Cependant, ce travail de rationalisation est très lent et cette réunion va aboutir à une rationalisation. Dans le domaine précis de l’intégration, il s’agit de voir dans quelle mesure remplacer trois organisations ou institutions en une seule nouvelle institution. Il s’agit de la Communauté économique et monétaire de l’Afrique centrale (CEMAC), de la Communauté économique des États de l’Afrique centrale (CEEAC) et de la Communauté économique des pays des Grands Lacs (CEPGL). Ce sont des institutions qui existent mais, qui ont le même mandat, les mêmes objectifs, les mêmes missions.
Et, elles reposent sur 47 organes et organisations spécialisées. Est-ce que nous avons vraiment besoin de 47 organisations ? Il y a une inflation institutionnelle. Les consultations visent à ramener cette proportion, à réduire le nombre d’agences, réduire le nombre d’institutions spécialisées, réduire le nombre d’institutions dont les missions ou les objectifs sont les mêmes. On ne peut pas être compétitif dans un tel contexte institutionnel. Avant toutes choses, les décideurs sont les conducteurs du véhicule qui doit nous porter d’un point A pour un point B.
Dans le cadre de l’Afrique centrale, il y a trois chauffeurs qui conduisent le véhicule de l’intégration. Ces chauffeurs ne vont pas dans la même direction. On ne peut pas avancer dans ce contexte. C’est cela la problématique globale. Ces réunions ont justement pour objectif de rationaliser, à trouver des voies et moyens pour qu’un seul chauffeur conduise le véhicule de l’intégration en Afrique centrale.
Pourquoi unifier la CEMAC, de la CEEAC et la CEPGL ?
Pour aller du point A au point B, il faut aller ensemble, avec une seule vision.

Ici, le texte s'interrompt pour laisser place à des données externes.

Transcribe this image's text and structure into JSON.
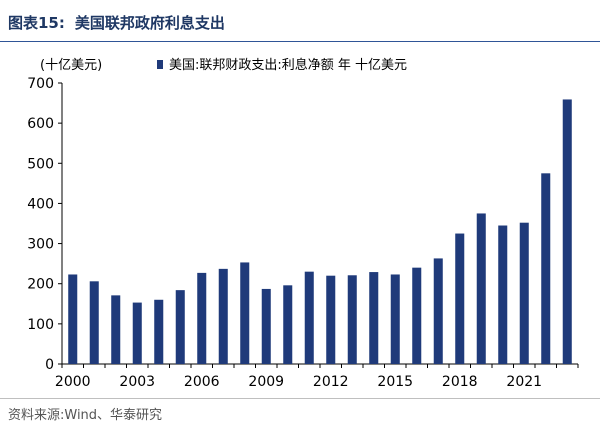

Cela nous permettra d’avoir une économie prospère et compétitive. Malheureusement en Afrique centrale, nous ne sommes pas encore arrivés à un consensus. Dans cette situation, une région comme la nôtre ne peut pas être compétitive dans un contexte de mondialisation. La problématique globale de l’Afrique centrale est celle de la rationalisation des institutions. Il y a des institutions qui dirigent, il y en a qui pilotent et il y en a qui organisent et coordonnent.
Mais, le travail de diriger, de piloter et de coordonner se fait dans un contexte où nous n’avons pas une seule institution. Ce qui est proposé ici est de faire en sorte qu’il y ait un nouveau chauffeur qui va piloter le véhicule de l’intégration. Nous voulons faire de l’Afrique centrale un espace unifié, un espace sans frontière, un environnement attractif et incitatif pour la production et l’entreprenariat, ce qui n’est pas encore le cas.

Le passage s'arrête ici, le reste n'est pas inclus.